Another problem is that most moral costs will usually be incurred long before we know whether the potential of T will in fact be fully or partly actualised. Just like the slippery slope argument, the automatic escalator argument thus invites us to incur certain moral costs for the mere possibility of gaining future moral benefits.

RHETORICAL ISSUES

Both the hopeful principle and the automatic escalator argument are clearly intended to persuade us to pursue a given course of action. The persuasive force of the arguments does not usually rely exclusively on the logical structure of the argument and the truth of the premises but also on the use of rhetorical strategies. Just like the logical structure of the arguments, the rhetorical strategies are also similar to strategies used by proponents of the precautionary principle and slippery slope argument. Three problematic rhetorical strategies can be discerned in the protechnology arguments. Firstly, stating the benefits of pursuing the technology mainly in personal terms—for example, healing sick people even if the predicted eventual use of the technology will mainly be impersonal. Secondly, implying or explicitly stating that major benefits will occur very soon, even when it is highly predictable that they are actually quite distant, even if the development of the technology proceeds at the fastest possible rate—in the healthcare field, there is often a long wait between successful proof of principle experiments and actual use generating widespread benefits. Thirdly, minimising the moral costs, for instance by neglecting justice effects of the introduction of the technology or by underestimating the transition time and costs that have to be incurred before the eventual effective technology is actually in widespread general use.

CONCLUSION

Advances in biomedicine will undoubtedly provide us with new knowledge that can be used to respond to medical need. They will not exhaust this need, nor will they guarantee eternal well-being. The issue of distributing the benefits will continue to be a major problem. The consequences of these actions when we are considering courses of actions to take, the consequences of these actions should be taken into account. Any analysis that argues from consequences must aim at taking on board all the risks of harm and all the possible benefits to all concerned, but it needs to do this in a way that properly acknowledges the uncertainties in predicting the effects of pursuing any technology.
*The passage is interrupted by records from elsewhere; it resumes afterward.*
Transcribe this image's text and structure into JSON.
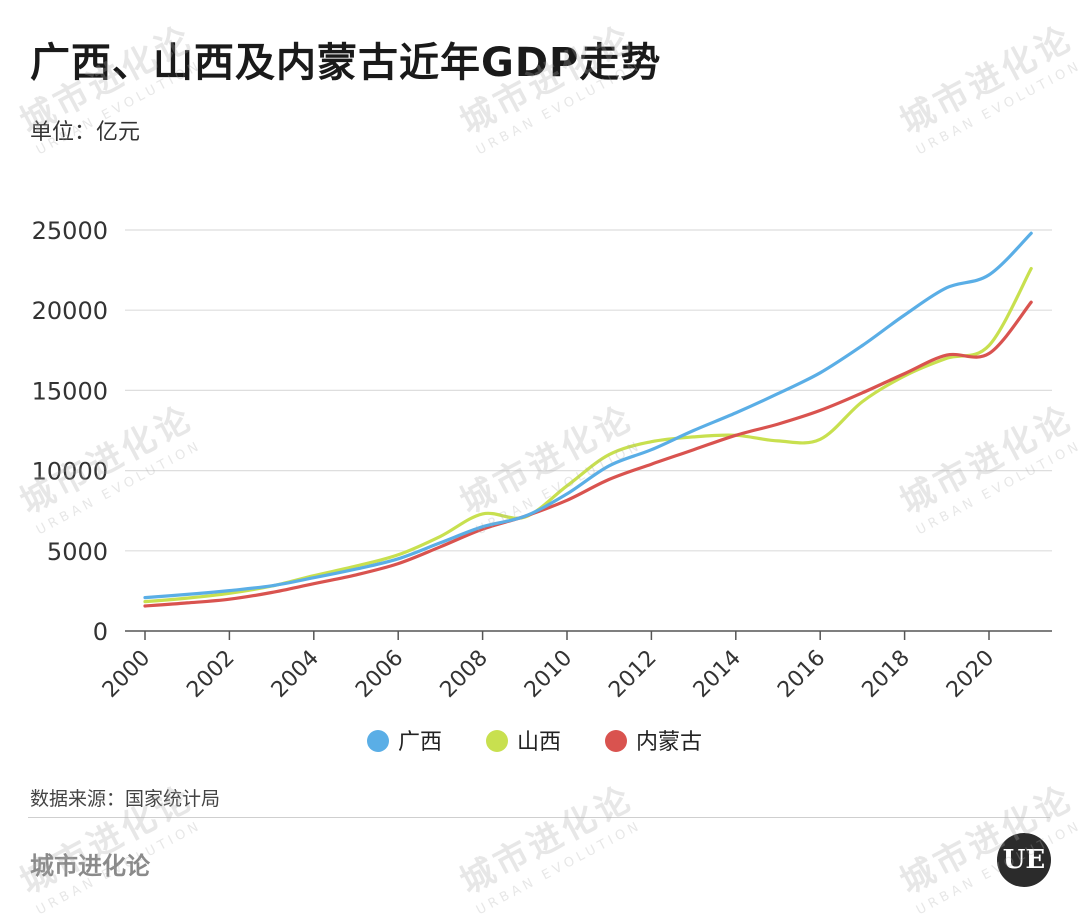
{
  "title": "广西、山西及内蒙古近年GDP走势",
  "unit": "单位：亿元",
  "source": "数据来源：国家统计局",
  "brand": "城市进化论",
  "logo_text": "UE",
  "watermark": {
    "zh": "城市进化论",
    "en": "URBAN EVOLUTION"
  },
  "chart_data": {
    "type": "line",
    "title": "广西、山西及内蒙古近年GDP走势",
    "xlabel": "",
    "ylabel": "单位：亿元",
    "x": [
      2000,
      2001,
      2002,
      2003,
      2004,
      2005,
      2006,
      2007,
      2008,
      2009,
      2010,
      2011,
      2012,
      2013,
      2014,
      2015,
      2016,
      2017,
      2018,
      2019,
      2020,
      2021
    ],
    "xticks": [
      "2000",
      "2002",
      "2004",
      "2006",
      "2008",
      "2010",
      "2012",
      "2014",
      "2016",
      "2018",
      "2020"
    ],
    "yticks": [
      "0",
      "5000",
      "10000",
      "15000",
      "20000",
      "25000"
    ],
    "ylim": [
      0,
      25000
    ],
    "grid": true,
    "legend": "bottom",
    "series": [
      {
        "name": "广西",
        "color": "#5aaee6",
        "values": [
          2080,
          2280,
          2520,
          2820,
          3320,
          3860,
          4500,
          5500,
          6500,
          7150,
          8550,
          10300,
          11300,
          12500,
          13600,
          14800,
          16100,
          17800,
          19700,
          21400,
          22200,
          24800
        ]
      },
      {
        "name": "山西",
        "color": "#c8e04f",
        "values": [
          1830,
          2050,
          2350,
          2800,
          3450,
          4050,
          4750,
          5900,
          7300,
          7100,
          9050,
          11000,
          11800,
          12100,
          12200,
          11850,
          11950,
          14300,
          15900,
          17000,
          17800,
          22600
        ]
      },
      {
        "name": "内蒙古",
        "color": "#d9534f",
        "values": [
          1560,
          1750,
          1980,
          2400,
          2950,
          3500,
          4200,
          5250,
          6350,
          7150,
          8150,
          9450,
          10400,
          11300,
          12200,
          12900,
          13750,
          14850,
          16050,
          17200,
          17300,
          20500
        ]
      }
    ]
  }
}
The precautionary principle is problematic as are many uses of empirical slippery slope arguments, and the weaknesses in these arguments are well known. It is therefore surprising to see some of the most ardent critics of these arguments using the hopeful principle and automatic escalator arguments, even though these have similar weaknesses.

We have shown that when critically analysed, the hopeful principle is really of little value as an argument, and that automatic escalator arguments often lead nowhere.